In order to evaluate whether any of the methods perform consistently better than the other, we use a 10-fold stratified cross validation. The G-Mean and AUC results are presented respectively in Table 2 and Table 3. The two tables indicate that our approach MC-EVHS consistently produced the best results, in terms of G-Mean and AUC, when applying to these benchmarking datasets. Our proposal obtains the highest metric in 5 out of 7 datasets for both G-Mean and AUC. We can notice that all performances deteriorates with the increase of noise and overlap present in the dataset. However, our approach performed significantly better in datasets where there are many difficult-to-classify objects, in a consistent manner. It is safe to say that our approach is robust when applied on complex datasets.
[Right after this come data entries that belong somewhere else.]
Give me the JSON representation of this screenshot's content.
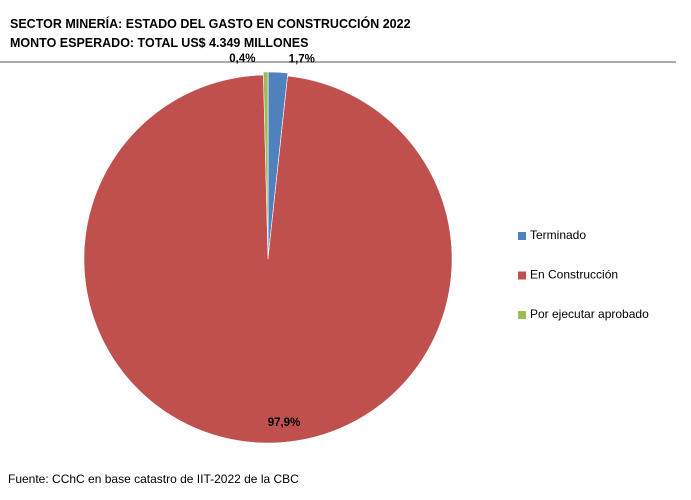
{
  "chart_data": {
    "type": "pie",
    "title": "SECTOR MINERÍA: ESTADO DEL GASTO EN CONSTRUCCIÓN 2022",
    "subtitle": "MONTO ESPERADO: TOTAL US$ 4.349 MILLONES",
    "categories": [
      "Terminado",
      "En Construcción",
      "Por ejecutar aprobado"
    ],
    "values": [
      1.7,
      97.9,
      0.4
    ],
    "value_labels": [
      "1,7%",
      "97,9%",
      "0,4%"
    ],
    "colors": [
      "#4f81bd",
      "#c0504d",
      "#9bbb59"
    ],
    "legend": "right",
    "source": "Fuente: CChC en base catastro de IIT-2022 de la CBC"
  }
}
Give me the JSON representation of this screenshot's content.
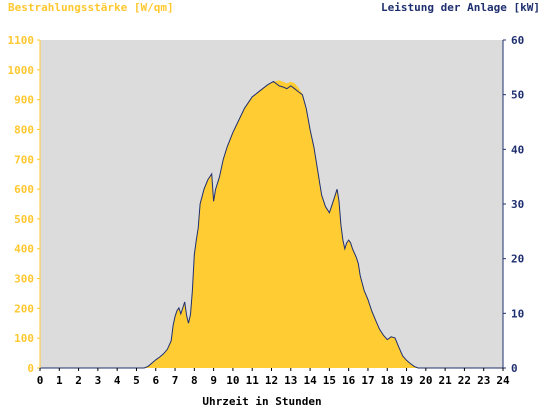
{
  "chart_data": {
    "type": "area",
    "title_left": "Bestrahlungsstärke [W/qm]",
    "title_right": "Leistung der Anlage [kW]",
    "xlabel": "Uhrzeit in Stunden",
    "xlim": [
      0,
      24
    ],
    "ylim_left": [
      0,
      1100
    ],
    "ylim_right": [
      0,
      60
    ],
    "grid": false,
    "x_ticks": [
      "0",
      "1",
      "2",
      "3",
      "4",
      "5",
      "6",
      "7",
      "8",
      "9",
      "10",
      "11",
      "12",
      "13",
      "14",
      "15",
      "16",
      "17",
      "18",
      "19",
      "20",
      "21",
      "22",
      "23",
      "24"
    ],
    "y_left_ticks": [
      "0",
      "100",
      "200",
      "300",
      "400",
      "500",
      "600",
      "700",
      "800",
      "900",
      "1000",
      "1100"
    ],
    "y_right_ticks": [
      "0",
      "10",
      "20",
      "30",
      "40",
      "50",
      "60"
    ],
    "colors": {
      "plot_bg": "#dcdcdc",
      "irradiance_fill": "#ffcc33",
      "left_axis_text": "#ffc830",
      "power_line": "#1f2f6f",
      "right_axis_text": "#1f2f6f"
    },
    "series": [
      {
        "axis": "left",
        "style": "filled-area",
        "x": [
          0,
          5.4,
          5.6,
          5.8,
          6.0,
          6.2,
          6.4,
          6.6,
          6.8,
          6.9,
          7.0,
          7.1,
          7.2,
          7.3,
          7.4,
          7.5,
          7.6,
          7.7,
          7.8,
          7.9,
          8.0,
          8.1,
          8.2,
          8.3,
          8.5,
          8.7,
          8.9,
          9.0,
          9.1,
          9.2,
          9.3,
          9.5,
          9.7,
          10.0,
          10.3,
          10.6,
          11.0,
          11.4,
          11.8,
          12.1,
          12.4,
          12.6,
          12.8,
          13.0,
          13.2,
          13.4,
          13.6,
          13.8,
          14.0,
          14.2,
          14.4,
          14.5,
          14.6,
          14.8,
          15.0,
          15.2,
          15.4,
          15.5,
          15.6,
          15.7,
          15.8,
          15.9,
          16.0,
          16.1,
          16.2,
          16.4,
          16.5,
          16.6,
          16.8,
          17.0,
          17.2,
          17.4,
          17.6,
          17.8,
          18.0,
          18.2,
          18.4,
          18.6,
          18.8,
          19.0,
          19.2,
          19.4,
          19.6,
          19.8,
          20.0,
          24
        ],
        "y": [
          0,
          0,
          5,
          15,
          25,
          35,
          45,
          60,
          90,
          140,
          170,
          190,
          200,
          180,
          200,
          220,
          175,
          150,
          180,
          260,
          380,
          430,
          470,
          550,
          600,
          630,
          650,
          560,
          600,
          620,
          640,
          700,
          740,
          790,
          830,
          870,
          910,
          930,
          950,
          960,
          965,
          960,
          955,
          960,
          955,
          940,
          920,
          870,
          800,
          740,
          660,
          620,
          580,
          540,
          520,
          560,
          600,
          560,
          480,
          430,
          400,
          420,
          430,
          420,
          400,
          370,
          350,
          310,
          260,
          230,
          190,
          160,
          130,
          110,
          95,
          105,
          100,
          70,
          40,
          25,
          15,
          5,
          0,
          0,
          0,
          0
        ]
      },
      {
        "axis": "right",
        "style": "line",
        "x": [
          0,
          5.4,
          5.6,
          5.8,
          6.0,
          6.2,
          6.4,
          6.6,
          6.8,
          6.9,
          7.0,
          7.1,
          7.2,
          7.3,
          7.4,
          7.5,
          7.6,
          7.7,
          7.8,
          7.9,
          8.0,
          8.1,
          8.2,
          8.3,
          8.5,
          8.7,
          8.9,
          9.0,
          9.1,
          9.2,
          9.3,
          9.5,
          9.7,
          10.0,
          10.3,
          10.6,
          11.0,
          11.4,
          11.8,
          12.1,
          12.4,
          12.6,
          12.8,
          13.0,
          13.2,
          13.4,
          13.6,
          13.8,
          14.0,
          14.2,
          14.4,
          14.5,
          14.6,
          14.8,
          15.0,
          15.2,
          15.4,
          15.5,
          15.6,
          15.7,
          15.8,
          15.9,
          16.0,
          16.1,
          16.2,
          16.4,
          16.5,
          16.6,
          16.8,
          17.0,
          17.2,
          17.4,
          17.6,
          17.8,
          18.0,
          18.2,
          18.4,
          18.6,
          18.8,
          19.0,
          19.2,
          19.4,
          19.6,
          19.8,
          20.0,
          24
        ],
        "y": [
          0,
          0,
          0.3,
          0.9,
          1.5,
          2.0,
          2.6,
          3.4,
          5.0,
          7.8,
          9.4,
          10.5,
          11.0,
          9.9,
          11.0,
          12.1,
          9.6,
          8.2,
          9.8,
          14.2,
          20.7,
          23.4,
          25.6,
          30.0,
          32.7,
          34.4,
          35.5,
          30.5,
          32.7,
          33.8,
          34.9,
          38.2,
          40.4,
          43.1,
          45.3,
          47.5,
          49.6,
          50.7,
          51.8,
          52.4,
          51.6,
          51.4,
          51.1,
          51.6,
          51.1,
          50.5,
          50.0,
          47.5,
          43.6,
          40.4,
          36.0,
          33.8,
          31.6,
          29.5,
          28.4,
          30.5,
          32.7,
          30.5,
          26.2,
          23.4,
          21.8,
          22.9,
          23.4,
          22.9,
          21.8,
          20.2,
          19.1,
          16.9,
          14.2,
          12.5,
          10.4,
          8.7,
          7.1,
          6.0,
          5.2,
          5.7,
          5.5,
          3.8,
          2.2,
          1.4,
          0.8,
          0.3,
          0,
          0,
          0,
          0
        ]
      }
    ]
  }
}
The results for Wilcoxon’s pairwise test are shown in Table 4. \(R+\) represents the sum of ranks in favor of MC-EVHS, \(R-\), the sum of ranks in favor of the reference methods, and exact p-values are calculated for each comparison. All pairwise comparisons can be considered as statistically significant with a level of \(5\%\) since all p-values are lower than the threshold 0.05. Thus, we can safely say that our method performed significantly better than MDO, Static-SMOTE, and SMOTE-MC.

Table 2. G-Mean results for KEEL datasets using CART.
Table 3. AUC results for KEEL datasets using CART.
Table 4. Pairwise comparisons of obtained G-Mean and AUC scores based on Wilcoxon’s signed ranks test.

5 Conclusion

The aim of this paper was to specifically develop an approach for handling multi-class imbalanced datasets. Our method MC-EVHS can exploit the computed evidential memberships to better choose the locations for oversampling minority classes, and improve the selection of objects to eliminate in the undersampling phase. Evidence theory is an ideal tool in this case to express the different data difficulties that could be present in the dataset, i.e., class overlap, label noise and outliers. The conducted experiments confirmed the effectiveness of our proposed method and on the basis of a thorough statistical analysis, we may confirm that MC-EVHS performed significantly better than some popular methods. Further, the combination of undersampling and oversampling paired with evidential memberships, can reduce the multi-class imbalance problem, without excessive use of re-sampling.

As future work, we propose to investigate the wider applicability of MC-EVHS with very large datasets and extreme levels of imbalance.